Le changement climatique constitue un énorme bouleversement, un changement dans l'histoire du monde qui nous concerne tous. Mais l'effort ne peut et ne doit pas être le même pour tous et c'est aux plus démunis que l'effort apparaîtra le plus coûteux. En cette journée mondiale de l'alimentation, cette injustice supplémentaire nous est rappelée. Comment demander aux plus démunis de ne pas polluer alors même qu'ils luttent pour leur survie et, surtout, comment convaincre nos partenaires, notamment les pays émergents, qui sont en passe de rattraper voire de dépasser les pays développés en matière d'émission de gaz à effet de serre, de partager le fardeau ? Il s'agit d'un véritable exercice diplomatique, mais aussi et surtout d'un défi politique, pour lequel mes homologues européens et moi-même sommes totalement mobilisés. Il nécessitera la mise en oeuvre de mécanismes de financement innovants - la taxation mondiale des mouvements de capitaux figure dans ce programme. Je le répète, la France est à l'initiative de cette contribution qui figure au programme du Fonds monétaire international.
La lutte contre le changement climatique : voilà un domaine dans lequel l'Europe a su montrer la voie depuis le Conseil européen de mars 2007 et l'adoption du paquet énergie-climat en décembre, sous Présidence française, en s'accordant sur des objectifs ambitieux et en définissant les grandes orientations à suivre pour limiter, à l'horizon de l'année 2050, à 2 degrés maximum la hausse de la température moyenne mondiale par rapport au niveau de l'époque pré-industrielle.
L'Europe a orchestré le mouvement de la négociation internationale. Celle-ci progresse. Nos partenaires évoluent. Le nouveau gouvernement japonais vient de définir des objectifs ambitieux. L'administration Obama a décidé de revenir sur ce sujet et améliore ses propositions. Nous devons profiter des sommets entre l'Union européenne et les grands pays émergents pour faire avancer ce dossier. Une session de négociation s'est achevée il y a quelques jours à Bangkok ; une autre se tiendra dans la deuxième semaine de novembre à Barcelone.
Des progrès ont été accomplis, mais nous sommes encore très loin d'un accord. Nous avons besoin d'un engagement renouvelé de l'ensemble des partenaires de la négociation, au plus haut niveau. C'est dans cet esprit que le président de la République a appelé à une nouvelle réunion des chefs d'Etat et de gouvernement dans le courant du mois de novembre pour obtenir un succès à Copenhague.
Nous attendons que l'Union fasse preuve d'ambition mais elle doit également faire preuve de réalisme et défendre ses intérêts.
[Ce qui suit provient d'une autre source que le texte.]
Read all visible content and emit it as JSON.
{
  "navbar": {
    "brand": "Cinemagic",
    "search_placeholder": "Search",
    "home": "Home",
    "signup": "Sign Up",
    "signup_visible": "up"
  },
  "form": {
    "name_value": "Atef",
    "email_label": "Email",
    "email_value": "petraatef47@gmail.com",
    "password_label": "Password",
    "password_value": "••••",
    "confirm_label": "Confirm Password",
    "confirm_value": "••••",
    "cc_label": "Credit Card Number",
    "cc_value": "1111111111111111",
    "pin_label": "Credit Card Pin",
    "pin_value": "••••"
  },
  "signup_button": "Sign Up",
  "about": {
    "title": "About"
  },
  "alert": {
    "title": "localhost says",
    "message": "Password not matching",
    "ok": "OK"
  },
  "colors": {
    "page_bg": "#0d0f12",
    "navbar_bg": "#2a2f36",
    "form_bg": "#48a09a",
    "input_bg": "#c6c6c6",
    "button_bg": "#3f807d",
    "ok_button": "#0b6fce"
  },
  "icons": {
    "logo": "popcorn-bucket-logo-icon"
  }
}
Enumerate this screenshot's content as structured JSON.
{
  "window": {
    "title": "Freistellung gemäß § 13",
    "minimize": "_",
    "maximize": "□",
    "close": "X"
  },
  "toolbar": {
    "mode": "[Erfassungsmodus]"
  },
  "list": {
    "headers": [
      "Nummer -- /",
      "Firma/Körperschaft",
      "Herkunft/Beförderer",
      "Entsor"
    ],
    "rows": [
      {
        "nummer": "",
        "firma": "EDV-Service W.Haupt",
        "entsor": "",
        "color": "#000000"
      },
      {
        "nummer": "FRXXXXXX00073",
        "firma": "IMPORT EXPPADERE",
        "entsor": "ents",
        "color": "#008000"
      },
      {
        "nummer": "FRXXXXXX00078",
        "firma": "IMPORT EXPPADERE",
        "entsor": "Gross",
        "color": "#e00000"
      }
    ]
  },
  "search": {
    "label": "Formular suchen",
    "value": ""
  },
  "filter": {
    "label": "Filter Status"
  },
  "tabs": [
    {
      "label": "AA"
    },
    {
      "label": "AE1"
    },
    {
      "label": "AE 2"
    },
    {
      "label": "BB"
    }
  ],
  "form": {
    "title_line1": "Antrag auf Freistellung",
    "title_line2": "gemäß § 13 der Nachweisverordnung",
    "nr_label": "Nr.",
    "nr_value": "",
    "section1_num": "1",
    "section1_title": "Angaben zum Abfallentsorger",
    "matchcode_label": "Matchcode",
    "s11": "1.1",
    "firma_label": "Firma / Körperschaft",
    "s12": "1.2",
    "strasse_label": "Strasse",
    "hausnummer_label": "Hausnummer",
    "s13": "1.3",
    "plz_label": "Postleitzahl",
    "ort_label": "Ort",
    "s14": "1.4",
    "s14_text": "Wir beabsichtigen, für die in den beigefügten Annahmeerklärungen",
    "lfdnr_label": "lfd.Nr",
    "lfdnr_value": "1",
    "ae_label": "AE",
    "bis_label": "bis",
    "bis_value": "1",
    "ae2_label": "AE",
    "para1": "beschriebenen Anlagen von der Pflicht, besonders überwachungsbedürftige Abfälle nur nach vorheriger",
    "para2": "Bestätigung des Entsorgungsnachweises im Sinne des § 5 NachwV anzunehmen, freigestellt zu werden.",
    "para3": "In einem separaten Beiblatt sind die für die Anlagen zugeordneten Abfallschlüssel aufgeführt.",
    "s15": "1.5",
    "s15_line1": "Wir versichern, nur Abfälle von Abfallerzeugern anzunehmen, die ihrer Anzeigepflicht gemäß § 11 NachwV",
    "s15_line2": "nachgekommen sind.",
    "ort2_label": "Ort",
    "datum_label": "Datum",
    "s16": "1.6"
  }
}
Sur le financement des efforts internationaux d'adaptation et d'atténuation, l'Union européenne ne peut être seule à annoncer des engagements chiffrés pas plus qu'elle ne doit être seule à porter de 20 % à 30 % en 2020 la réduction des émissions de gaz à effet de serre par rapport au niveau de 1990 : ses partenaires, pays développés ou nations émergentes, doivent consentir des réductions comparables pour les uns, proportionnelles pour les autres.
Enfin, l'Union européenne doit se prémunir contre le risque de délocalisation de certaines activités dans des pays qui ne consentiraient pas des efforts appropriés en la matière. C'est précisément pour limiter ce risque que nous défendons l'idée d'un mécanisme d'inclusion carbone.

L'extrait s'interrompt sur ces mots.